About the Recipe
Ceviche is a South American dish of fresh fish cured in citrus juice, with various vegetables. We found a good recipe from Marco Hernandez (OverlandX) on YouTube. His recipe is too spicy for Leif's gastric reflux, though, so we've cooled it down. It's pretty easy to prepare, mainly requiring cutting up the fresh ingredients and then letting them sit for a while.
Ingredients
1 lemons, or limes
⅓ white onion
6 tilapia filet
3 tomato
2 cucumber
1 bunch parsley
1 avocado
salt and black pepper to taste
Preparation
Choose a nonmetallic bowl or dish large enough to hold all the ingredients. All ingredients will be diced to about the same size, ¼ inch or 6mm on a side.
Squeeze lemons into bowl. Dice onions about ¼ inch on a side, and add to lemon juice in bowl. Dice the tilapia about ¼ inch on a side, and add to lemon juice in bowl. Mix it up thoroughly to make sure the tilapia is all in contact with the lemon juice; add more lemon juice if needed.
Slice the tomato and cucumber, and remove the seeds. Dice both about ¼ inch on a side, and add to lemon juice mixture in bowl. Chop the parsley and add to the bowl. Mix; add salt and pepper to taste; our taste runs to about a quarter teaspoon of salt and a small sprinkling of black pepper.
Peel and dice the avocado about ¼ inch on a side, and add to the mix in the bowl. Mix gently so that the avocado doesn't get crushed.

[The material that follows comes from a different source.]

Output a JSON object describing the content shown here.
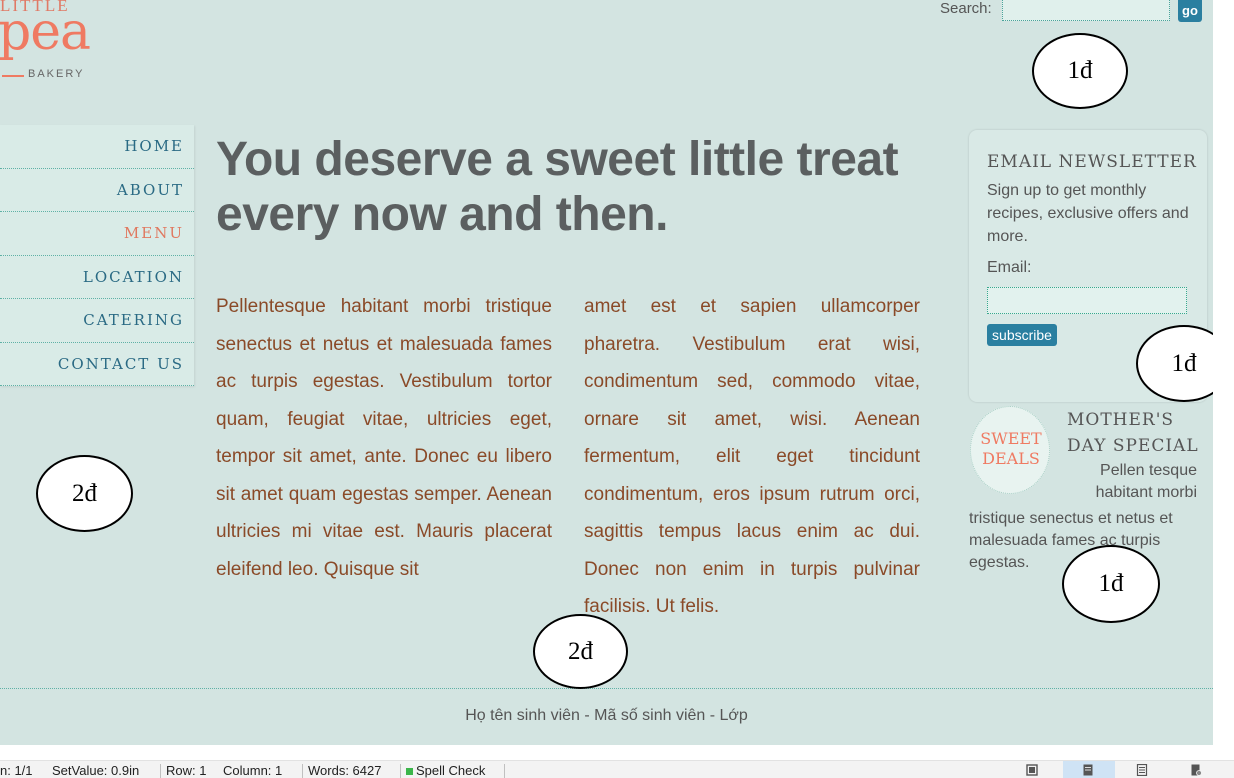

Allow to soak for at least half an hour to let the fish cure, then serve cold. It's pretty good then, but we think it tastes better if allowed to sit longer, and best if allowed to sit overnight in the refrigerator. Refrigerate any leftovers.
Variations
For more flavor and heat, add 2 fresh Serrano chilis. Slice them open, remove the seeds, and dice to about ¼ inch on a side. Add these before the tilapia, letting them soak in the lemon juice for best flavor.
For a slightly different flavor, substitute cilantro for the parsley. If you're one of the unlucky ones for whom cilantro tastes distinctly soapy, you may want to use the parsley.
For more flavor and heat, add some hot sauce. Marco recommends 2-3 spoonfuls each of Inca's Food Aji Rocoto and Aji Amarillo, adding them along with the salt and pepper.
One way to serve is on a tostada with mayonnaise.